CTS Corporation v. Dynamics Corporation of America

-Appellee owned 9.6% of Appellant, CTS Corporation and announced a tender offer to increase their ownership to 27.5%.
-Six days before their announcement, an Indiana law, Indiana’s Control Share Acquisitions Act, came into effect.
-The Act allows for disinterested shareholders to hold a shareholders’ meeting to discuss the merits of a tender offer for controlling shares.
-Appellee argued that the Act is preempted by a federal law, the Williams Act.
-The Williams Act provides guidelines that offerors need to follow when making a tender offer. Appellee also argues that the Indiana Act violates the Commerce Clause because it treats in-state entities differently from out-of-state entities.

-The Indiana Act is not preempted by the federal law because entities can comply with both federal and state law without frustrating the federal law.
-The state law furthers the federal law’s goal of protecting shareholders from tender offer abuses but does not tip the balance between management and acquirers. Instead, the rights of shareholders are strengthened in a situation where many believe shareholders are traditionally at a disadvantage.
-The Indiana Act does not violate the Commerce Clause because corporations by definition are entities created by state law, and therefore it is only logical that states would define the rights and characteristics of corporations. The United States Supreme Court noted that there are several instances where states have laws regulating the powers of acquiring entities, such as supermajority voting requirements.

States, as the creators of corporate entities, have the ability to define the protections afforded to shareholders providing that it is possible to comply with the state law and federal law.

Williams Act
i. Congress passed the Williams Act in 1968 in response to the increasing number of hostile tender offers. Before its passage, these transactions were not covered by the disclosure requirements of the federal securities laws.

ii. The Williams Act, backed by regulations of the SEC, imposes requirements in two basic areas. First, it requires the offeror to file a statement disclosing information about the offer, including: the offeror’s background and identity; the source and amount of the funds to be used in making the purchase; the purpose of the purchase, including any plans to liquidate the company or make major changes in its corporate structure; and the extent of the offeror's holdings in the target company.

iii. Second, the Williams Act, and the regulations that accompany it, establish procedural rules to govern tender offers.

Conflict Preemption Test
“Absent an explicit indication by Congress of an intent to pre-empt state law, a state statute is pre-empted only where compliance with both federal and state regulations is a physical impossibility or where the state law stands as an obstacle to the accomplishment and execution of the full purposes and objectives of Congress.”

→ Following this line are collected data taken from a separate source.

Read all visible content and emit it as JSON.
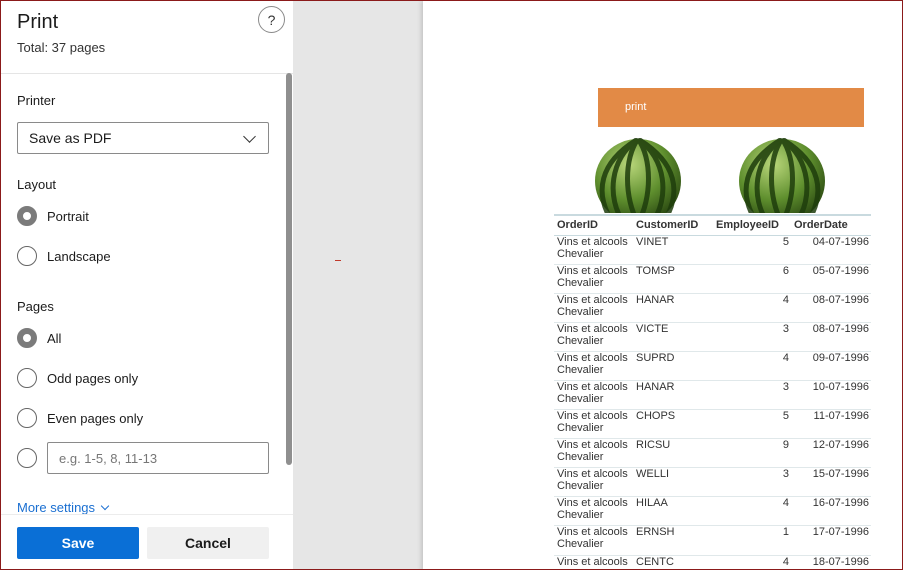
{
  "panel": {
    "title": "Print",
    "total": "Total: 37 pages",
    "help": "?"
  },
  "printer": {
    "label": "Printer",
    "selected": "Save as PDF"
  },
  "layout": {
    "label": "Layout",
    "options": [
      "Portrait",
      "Landscape"
    ],
    "selected": "Portrait"
  },
  "pages": {
    "label": "Pages",
    "options": [
      "All",
      "Odd pages only",
      "Even pages only"
    ],
    "selected": "All",
    "range_placeholder": "e.g. 1-5, 8, 11-13"
  },
  "more_settings": "More settings",
  "buttons": {
    "save": "Save",
    "cancel": "Cancel"
  },
  "preview": {
    "banner_text": "print",
    "columns": [
      "OrderID",
      "CustomerID",
      "EmployeeID",
      "OrderDate"
    ],
    "rows": [
      {
        "order": "Vins et alcools Chevalier",
        "customer": "VINET",
        "employee": "5",
        "date": "04-07-1996"
      },
      {
        "order": "Vins et alcools Chevalier",
        "customer": "TOMSP",
        "employee": "6",
        "date": "05-07-1996"
      },
      {
        "order": "Vins et alcools Chevalier",
        "customer": "HANAR",
        "employee": "4",
        "date": "08-07-1996"
      },
      {
        "order": "Vins et alcools Chevalier",
        "customer": "VICTE",
        "employee": "3",
        "date": "08-07-1996"
      },
      {
        "order": "Vins et alcools Chevalier",
        "customer": "SUPRD",
        "employee": "4",
        "date": "09-07-1996"
      },
      {
        "order": "Vins et alcools Chevalier",
        "customer": "HANAR",
        "employee": "3",
        "date": "10-07-1996"
      },
      {
        "order": "Vins et alcools Chevalier",
        "customer": "CHOPS",
        "employee": "5",
        "date": "11-07-1996"
      },
      {
        "order": "Vins et alcools Chevalier",
        "customer": "RICSU",
        "employee": "9",
        "date": "12-07-1996"
      },
      {
        "order": "Vins et alcools Chevalier",
        "customer": "WELLI",
        "employee": "3",
        "date": "15-07-1996"
      },
      {
        "order": "Vins et alcools Chevalier",
        "customer": "HILAA",
        "employee": "4",
        "date": "16-07-1996"
      },
      {
        "order": "Vins et alcools Chevalier",
        "customer": "ERNSH",
        "employee": "1",
        "date": "17-07-1996"
      },
      {
        "order": "Vins et alcools Chevalier",
        "customer": "CENTC",
        "employee": "4",
        "date": "18-07-1996"
      }
    ]
  },
  "colors": {
    "save_button": "#0a6fd6",
    "link": "#1a6fd1",
    "banner": "#e28a46"
  }
}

i. After this case, only if simultaneous compliance is impossible would a state law be preempted by the Williams Act.
ii. Standard conflict preemption analysis.

d. NOT Preempted by Williams Act – Indiana statute is consistent with the provisions and purposes of the Williams Act and is not pre-empted by the federal statute, because (a) it protects independent shareholders against both the offeror and management, thereby furthering the basic purpose of the Williams Act to place investors on an equal footing with offerors, and (b) it does not unreasonably delay the consummation of tender offers.

e. Commerce Clause – Indiana statute does not violate the commerce clause, because (a) it does not discriminate against interstate commerce, (b) it does not create an impermissible risk of inconsistent regulations by different states, (c) its primary purpose is to protect the shareholders of Indiana corporations, and (d) even if the statute should decrease the number of successful tender offers for Indiana corporations, this would not offend the commerce clause.


-The dissent believed that the law prevented shareholders to act in their best interests by forcing them to act only after the shareholder meeting.


The concurring opinion would simplify the Commerce Clause analysis by just examining whether the state law discriminates against interstate commerce, and simply holds that state corporation codes should rarely if ever be preempted by federal law.